This is a continuation of my previous post Understanding data ingested in New Relic

In my previous post, I spoke about how our New Relic Bill was high and how I narrowed it down to what was causing the issue. I hadn't narrowed down enough though. The following is what we did in the previous post -

High Bill ๐Ÿ’ต ๐Ÿ’ธ -> Why? -> Lot of Data Ingested -> Why? Which Component? -> Infrastructure integrations -> Why? Which Component/Infrastructure Integration? -> PostgreSQL On-Host Integration

After narrowing down to PostgreSQL On-Host Integration being the issue, I hadn't dived more deeper to understand the problem. That's what we will be doing in this post today and look at what remedies we have at our disposal to manage high data ingestion causing high bills

First, remember that - just because high data is being ingested and is causing the bill to be high, one cannot simply stop sending data. We send data to New Relic so that it can help us monitor our applications and systems. So, one has to look at all the data that one sends to New Relic or any such monitoring platform, and look at the data and try to classify them as important/necessary vs unnecessary.

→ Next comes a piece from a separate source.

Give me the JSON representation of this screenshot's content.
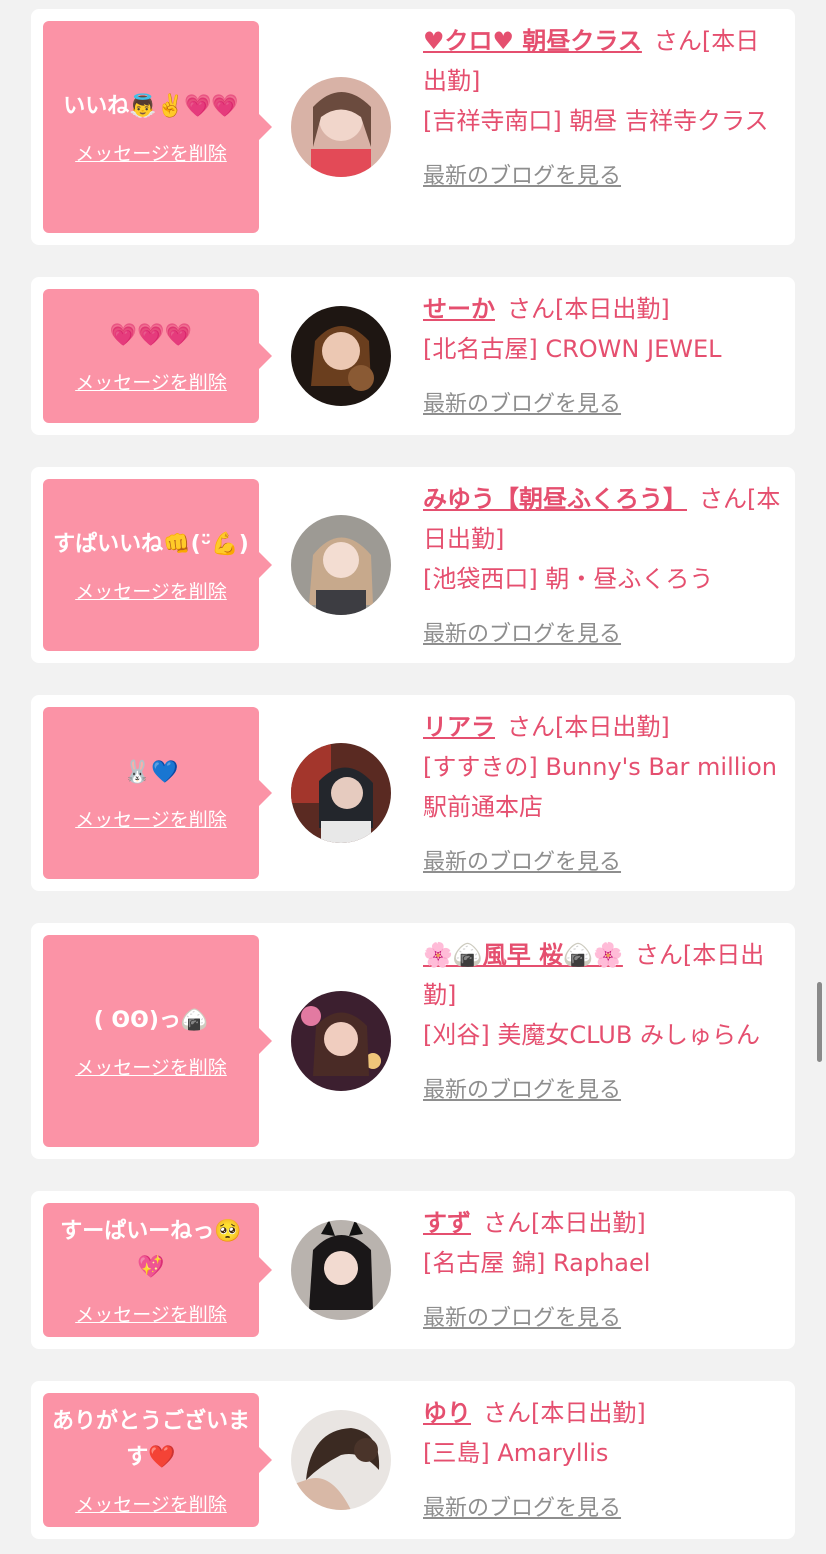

And then throw the unnecessary stuff, and see if that can reduce the data ingestion and hence the cost

Let's look at the PostgreSQL On-Host Integration Data -

I started looking at the New Relic documentation for PostgreSQL integration to understand what data is being captured

I noticed that there are different events we capture to which different metrics are attached -

  • PostgreSQLDatabaseSample

  • PostgreSQLIndexSample

  • PostgreSQLInstanceSample

  • PostgreSQLTableSample

  • PgBouncerSample

I was trying to look at which of these events take up a lot of data. I went back to the On-Host Integration Data Analysis dashboard to find the data which showed us that PostgreSQL On-Host Integration (OHI) is taking up a lot of data.

I started looking at the New Relic Query Language (NRQL) queries for these charts. I simply clicked the three dots ... and chose View query

and I got the query

The query I got was

FROM PostgresqlDatabaseSample, PostgresqlIndexSample, PostgresqlInstanceSample, PostgresqlTableSample, PgBouncerSample SELECT bytecountestimate() / 10e8 AS '1 DAY (GB)', rate(bytecountestimate() / 10e8, 1 MONTH) AS '1 MONTH (GB)' SINCE 24 HOURS AGO COMPARE WITH 1 WEEK AGO LIMIT MAX

Let's put this query more beautifully -

FROM PostgresqlDatabaseSample, PostgresqlIndexSample,
PostgresqlInstanceSample, PostgresqlTableSample,
PgBouncerSample
SELECT bytecountestimate() / 10e8 AS '1 DAY (GB)',
rate(bytecountestimate() / 10e8, 1 MONTH) AS '1 MONTH (GB)'
SINCE 24 HOURS AGO COMPARE WITH 1 WEEK AGO LIMIT MAX

From the NRQL query, we can see that it considers all the event types that PostgreSQL OHI sends to New Relic. Below is how the query looks like in the query builder, with its output for Togai data

Let's also look at the top sources for the PostgreSQL OHI (On-Host Integration). Let's get the NRQL query for it

And the NRQL query for it looks like this -

FROM PostgresqlDatabaseSample, PostgresqlIndexSample, PostgresqlInstanceSample, PostgresqlTableSample, PgBouncerSample SELECT bytecountestimate() / 10e8 FACET hostname OR clusterName SINCE 7 DAYS AGO LIMIT 10

Let's beautify it

FROM PostgresqlDatabaseSample, PostgresqlIndexSample,
PostgresqlInstanceSample, PostgresqlTableSample,
PgBouncerSample
SELECT bytecountestimate() / 10e8
FACET hostname OR clusterName
SINCE 7 DAYS AGO LIMIT 10

It looks like the below in the Query Builder section under Query Your Data. The data unit here is GB (Gigabyte)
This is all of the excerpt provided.